- Location: Scottish Highlands
- Coordinates: 57°25′00″N 4°19′30″W﻿ / ﻿57.41667°N 4.32500°W
- Type: freshwater loch
- Primary inflows: Loch Ness
- Primary outflows: River Ness/Caledonian Canal
- Surface elevation: 15.8 m (52 ft)
- Settlements: Lochend; Dochgarroch.

= Loch Dochfour =

Lake in Scotland

Loch Dochfour is a freshwater loch in the Scottish Highlands southwest of Inverness, part of the Great Glen. The southern end flows in through the Bona narrows from Loch Ness. The northern end flows out through the River Ness and the Caledonian Canal towards the Beauly and Moray Firths to the North Sea.

As part of the construction of the Caledonian Canal supervised by Thomas Telford, the Ness Weir was constructed across the natural outflow just south of Dochgarroch. This raised the level of Loch Dochfour by almost 2 m, and the level of Loch Ness by 1.2 m, making them equal in level. Before construction of the Caledonian Canal, Loch Ness ended at Lochend, flowing into the River Ness. This means that Loch Dochfour can be seen as that part of the River Ness upstream from the weir, or as an extension of Loch Ness northwards to the weir, or as part of the Caledonian Canal, or as a loch in itself. The Bathymetrical survey of the Scottish fresh-water lochs considered Loch Dochfour to be distinct from Loch Ness proper, but capable of being regarded as forming part of Loch Ness.

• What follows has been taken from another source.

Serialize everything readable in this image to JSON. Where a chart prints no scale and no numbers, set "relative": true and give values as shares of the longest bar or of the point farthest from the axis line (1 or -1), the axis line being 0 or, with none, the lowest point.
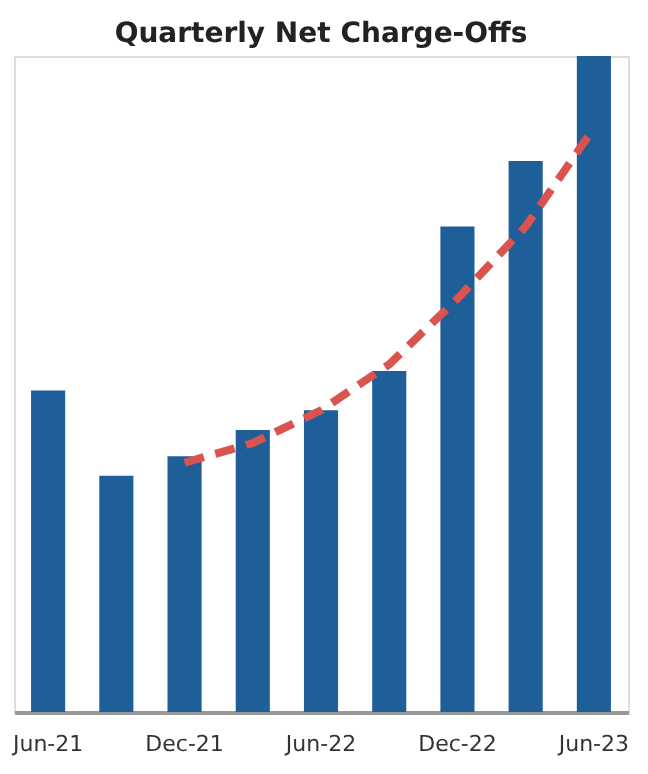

The A82 road runs adjacent to and in part on an embankment over Loch Dochfour.

== Ness Weir ==
Also known locally as Dochfour Weir, the Ness Weir was designed by Thomas Telford and constructed between 1825 and 1830. Originally 90 m long, by 1828 it was extended a further 430 m with panels of pitching between timber board on the regraded ground.

As part of the development of the Foyers pumped-storage hydropower scheme, the weir was modified in 1972–1973 with a set of sluices at the southern end. Construction was by Sir Alexander Gibb & Partners for the North of Scotland Hydro-Electric Board.

In March 2018, a project to reinforce the weir was completed, extending the lifespan by another century. Almost 500 m of the weir was reinforced with steel piling, with over 10,000 m in total length used in the construction. The £2m project was funded by the Scottish Government, and the works carried out by Mackenzie Construction.

Statera Energy are developing plans to modify the Ness Weir alongside their proposed Loch Kemp pumped storage hydroelectricity project. They propose to raise the existing weir height, and install a new titling weir and fish pass are proposed. Statera Energy say this will allow the water level in Loch Ness to be better controlled, and will provide resilience against future climate change. It would allow the proposed pumped storage schemes to operate more efficiently, while proving stable water levels for canal navigation. The first round of public consultation was held in November 2024.

Loch Dochfour (and Loch Ness) is considered a reservoir under the Reservoirs Act 1975, as the Ness Weir impounds some 100000000 m3 of water. The dam is 8 m high and 1150 m long and rated as category B. The catchment is 1810 km2 with an average annual rainfall of 1851 mm.